Starosta dodaje, że jazda busów co 30 minut nie wchodzi w grę. – To przecież nie są linie regularne – dziwi się. Na regularnie linie TPN nie ma zgody właściciela drogi – czyli starosty tatrzańskiego.
Głosy zaskoczenia słychać także ze strony Stowarzyszenia Przewoźników do Morskiego Oka. Górale liczyli, że publicznie złożone obietnice pani minister – o tym, że busy będą kursowały od Wodogrzmotów Mickiewicza – zostaną zrealizowane. Liczą, że w ramach prac zespołu (o którym mówił starosta) uda się wypracować inne rozwiązanie – satysfakcjonujące wszystkich i które będzie zgodne ze złożonymi obietnicami w lutym.

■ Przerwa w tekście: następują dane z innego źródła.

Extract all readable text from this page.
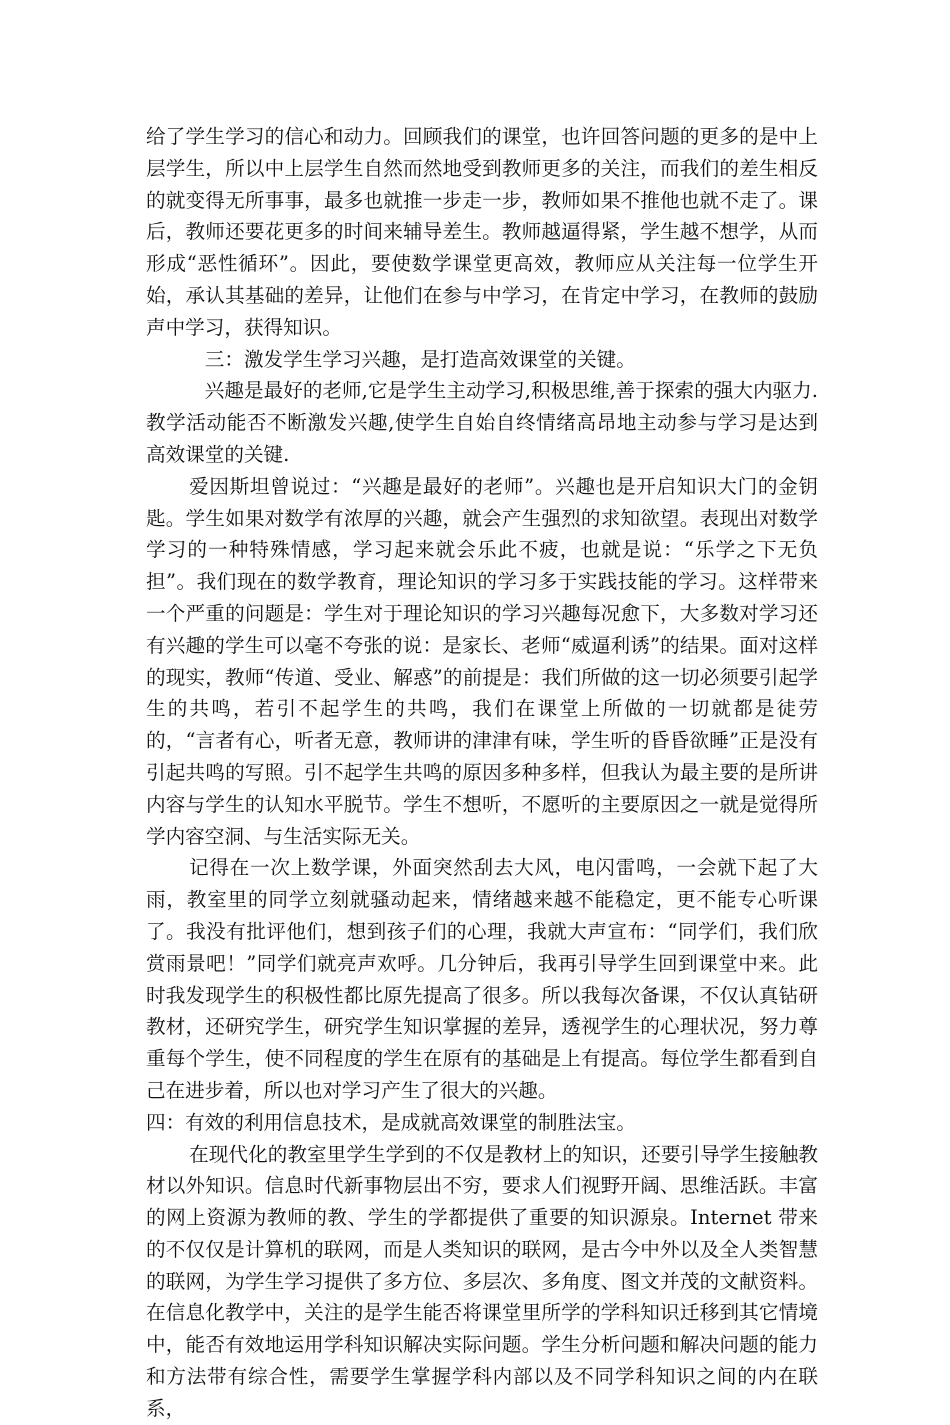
给了学生学习的信心和动力。回顾我们的课堂，也许回答问题的更多的是中上层学生，所以中上层学生自然而然地受到教师更多的关注，而我们的差生相反的就变得无所事事，最多也就推一步走一步，教师如果不推他也就不走了。课后，教师还要花更多的时间来辅导差生。教师越逼得紧，学生越不想学，从而形成“恶性循环”。因此，要使数学课堂更高效，教师应从关注每一位学生开始，承认其基础的差异，让他们在参与中学习，在肯定中学习，在教师的鼓励声中学习，获得知识。

三：激发学生学习兴趣，是打造高效课堂的关键。

兴趣是最好的老师,它是学生主动学习,积极思维,善于探索的强大内驱力.教学活动能否不断激发兴趣,使学生自始自终情绪高昂地主动参与学习是达到高效课堂的关键.

爱因斯坦曾说过：“兴趣是最好的老师”。兴趣也是开启知识大门的金钥匙。学生如果对数学有浓厚的兴趣，就会产生强烈的求知欲望。表现出对数学学习的一种特殊情感，学习起来就会乐此不疲，也就是说：“乐学之下无负担”。我们现在的数学教育，理论知识的学习多于实践技能的学习。这样带来一个严重的问题是：学生对于理论知识的学习兴趣每况愈下，大多数对学习还有兴趣的学生可以毫不夸张的说：是家长、老师“威逼利诱”的结果。面对这样的现实，教师“传道、受业、解惑”的前提是：我们所做的这一切必须要引起学生的共鸣，若引不起学生的共鸣，我们在课堂上所做的一切就都是徒劳的，“言者有心，听者无意，教师讲的津津有味，学生听的昏昏欲睡”正是没有引起共鸣的写照。引不起学生共鸣的原因多种多样，但我认为最主要的是所讲内容与学生的认知水平脱节。学生不想听，不愿听的主要原因之一就是觉得所学内容空洞、与生活实际无关。

记得在一次上数学课，外面突然刮去大风，电闪雷鸣，一会就下起了大雨，教室里的同学立刻就骚动起来，情绪越来越不能稳定，更不能专心听课了。我没有批评他们，想到孩子们的心理，我就大声宣布：“同学们，我们欣赏雨景吧！”同学们就亮声欢呼。几分钟后，我再引导学生回到课堂中来。此时我发现学生的积极性都比原先提高了很多。所以我每次备课，不仅认真钻研教材，还研究学生，研究学生知识掌握的差异，透视学生的心理状况，努力尊重每个学生，使不同程度的学生在原有的基础是上有提高。每位学生都看到自己在进步着，所以也对学习产生了很大的兴趣。

四：有效的利用信息技术，是成就高效课堂的制胜法宝。

在现代化的教室里学生学到的不仅是教材上的知识，还要引导学生接触教材以外知识。信息时代新事物层出不穷，要求人们视野开阔、思维活跃。丰富的网上资源为教师的教、学生的学都提供了重要的知识源泉。Internet 带来的不仅仅是计算机的联网，而是人类知识的联网，是古今中外以及全人类智慧的联网，为学生学习提供了多方位、多层次、多角度、图文并茂的文献资料。在信息化教学中，关注的是学生能否将课堂里所学的学科知识迁移到其它情境中，能否有效地运用学科知识解决实际问题。学生分析问题和解决问题的能力和方法带有综合性，需要学生掌握学科内部以及不同学科知识之间的内在联系，
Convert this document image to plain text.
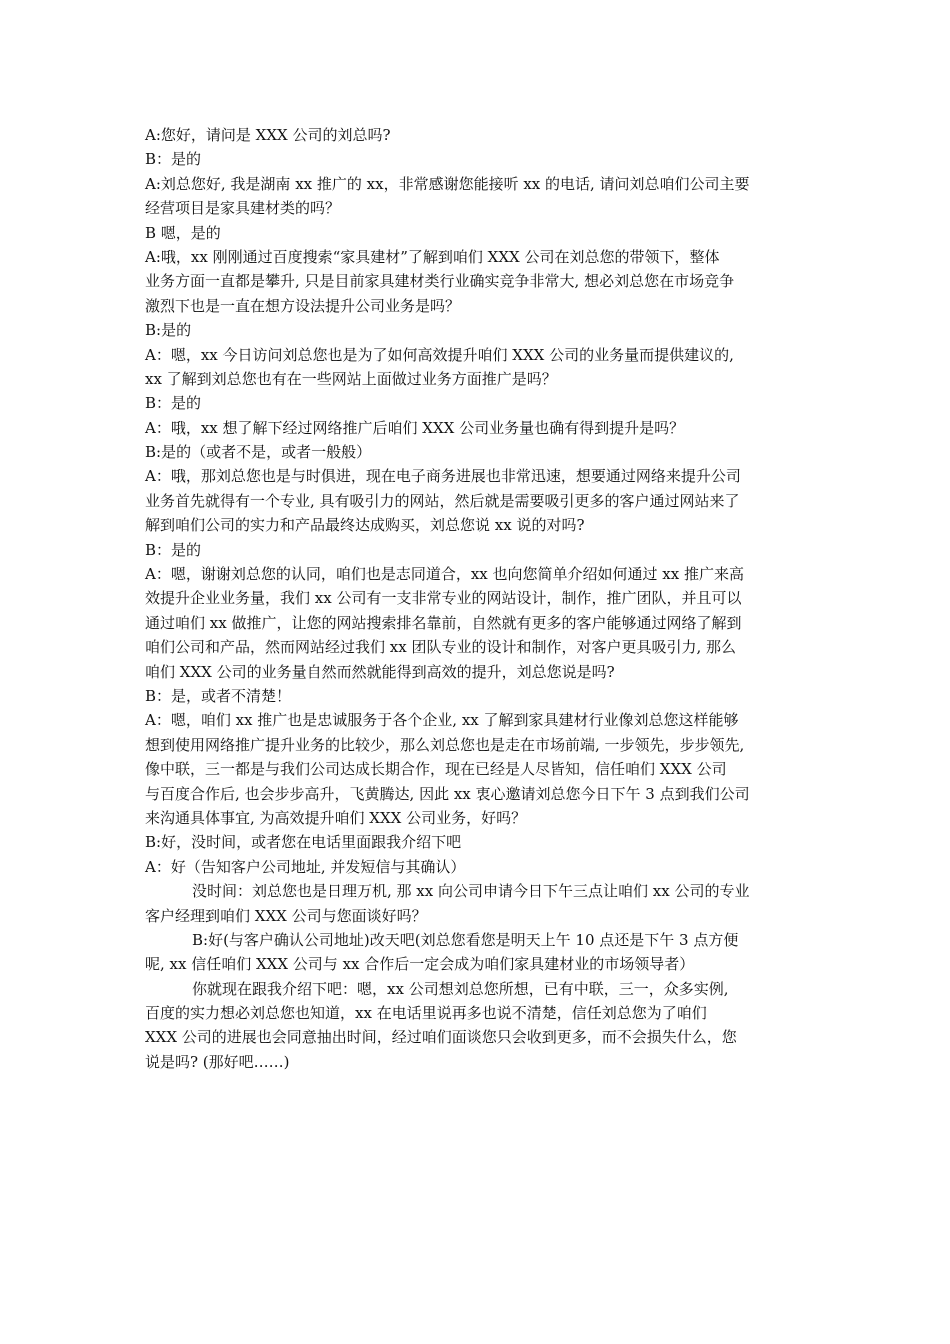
A:您好，请问是 XXX 公司的刘总吗?
B：是的
A:刘总您好, 我是湖南 xx 推广的 xx，非常感谢您能接听 xx 的电话, 请问刘总咱们公司主要
经营项目是家具建材类的吗？
B 嗯，是的
A:哦，xx 刚刚通过百度搜索“家具建材”了解到咱们 XXX 公司在刘总您的带领下，整体
业务方面一直都是攀升, 只是目前家具建材类行业确实竞争非常大, 想必刘总您在市场竞争
激烈下也是一直在想方设法提升公司业务是吗？
B:是的
A：嗯，xx 今日访问刘总您也是为了如何高效提升咱们 XXX 公司的业务量而提供建议的,
xx 了解到刘总您也有在一些网站上面做过业务方面推广是吗？
B：是的
A：哦，xx 想了解下经过网络推广后咱们 XXX 公司业务量也确有得到提升是吗？
B:是的（或者不是，或者一般般）
A：哦，那刘总您也是与时俱进，现在电子商务进展也非常迅速，想要通过网络来提升公司
业务首先就得有一个专业, 具有吸引力的网站，然后就是需要吸引更多的客户通过网站来了
解到咱们公司的实力和产品最终达成购买，刘总您说 xx 说的对吗?
B：是的
A：嗯，谢谢刘总您的认同，咱们也是志同道合，xx 也向您简单介绍如何通过 xx 推广来高
效提升企业业务量，我们 xx 公司有一支非常专业的网站设计，制作，推广团队，并且可以
通过咱们 xx 做推广，让您的网站搜索排名靠前，自然就有更多的客户能够通过网络了解到
咱们公司和产品，然而网站经过我们 xx 团队专业的设计和制作，对客户更具吸引力, 那么
咱们 XXX 公司的业务量自然而然就能得到高效的提升，刘总您说是吗?
B：是，或者不清楚！
A：嗯，咱们 xx 推广也是忠诚服务于各个企业, xx 了解到家具建材行业像刘总您这样能够
想到使用网络推广提升业务的比较少，那么刘总您也是走在市场前端, 一步领先，步步领先,
像中联，三一都是与我们公司达成长期合作，现在已经是人尽皆知，信任咱们 XXX 公司
与百度合作后, 也会步步高升，飞黄腾达, 因此 xx 衷心邀请刘总您今日下午 3 点到我们公司
来沟通具体事宜, 为高效提升咱们 XXX 公司业务，好吗？
B:好，没时间，或者您在电话里面跟我介绍下吧
A：好（告知客户公司地址, 并发短信与其确认）
没时间：刘总您也是日理万机, 那 xx 向公司申请今日下午三点让咱们 xx 公司的专业
客户经理到咱们 XXX 公司与您面谈好吗？
B:好(与客户确认公司地址)改天吧(刘总您看您是明天上午 10 点还是下午 3 点方便
呢, xx 信任咱们 XXX 公司与 xx 合作后一定会成为咱们家具建材业的市场领导者）
你就现在跟我介绍下吧：嗯，xx 公司想刘总您所想，已有中联，三一，众多实例,
百度的实力想必刘总您也知道，xx 在电话里说再多也说不清楚，信任刘总您为了咱们
XXX 公司的进展也会同意抽出时间，经过咱们面谈您只会收到更多，而不会损失什么，您
说是吗? (那好吧……)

„To rozwiązanie tymczasowe”
Szymon Ziobrowski podkreśla, że list intencyjny podpisany w lutym mówił o szerokich zmianach w transporcie na szlaku do Morskiego Oka, które mają w pełni wejść w życie od stycznia 2026 roku.
- Umówiliśmy się, że wozy konne będą startowały z Palenicy i dojadą do Wodogrzmotów Mickiewicza. Stamtąd będą kursowały busy elektryczne aż do Włosienicy. Wiadomo jednak, że cała infrastruktura związana m.in. z ładowaniem tych busów będzie na Palenicy Białczańskiej. Jak to będzie wyglądało jeśli chodzi o przystanek początkowy na Palenicy, ja bym tutaj nie chciał deklarować, że na pewno na Palenicy nie pojawi się żaden przystanek busów. Natomiast na tą chwilę ustalenia są takie, że od stycznia 2026 busy mają startować od Wodogrzmotów Mickiewicza – zaznacza.
Dyrektor dodaje zarazem, że obecne kursy – w 2025 roku – będą okresem testowym, w czasie którego TPN będzie szukał najlepszego rozwiązania tego transportu, który ma wejść w życie w styczniu 2026 roku.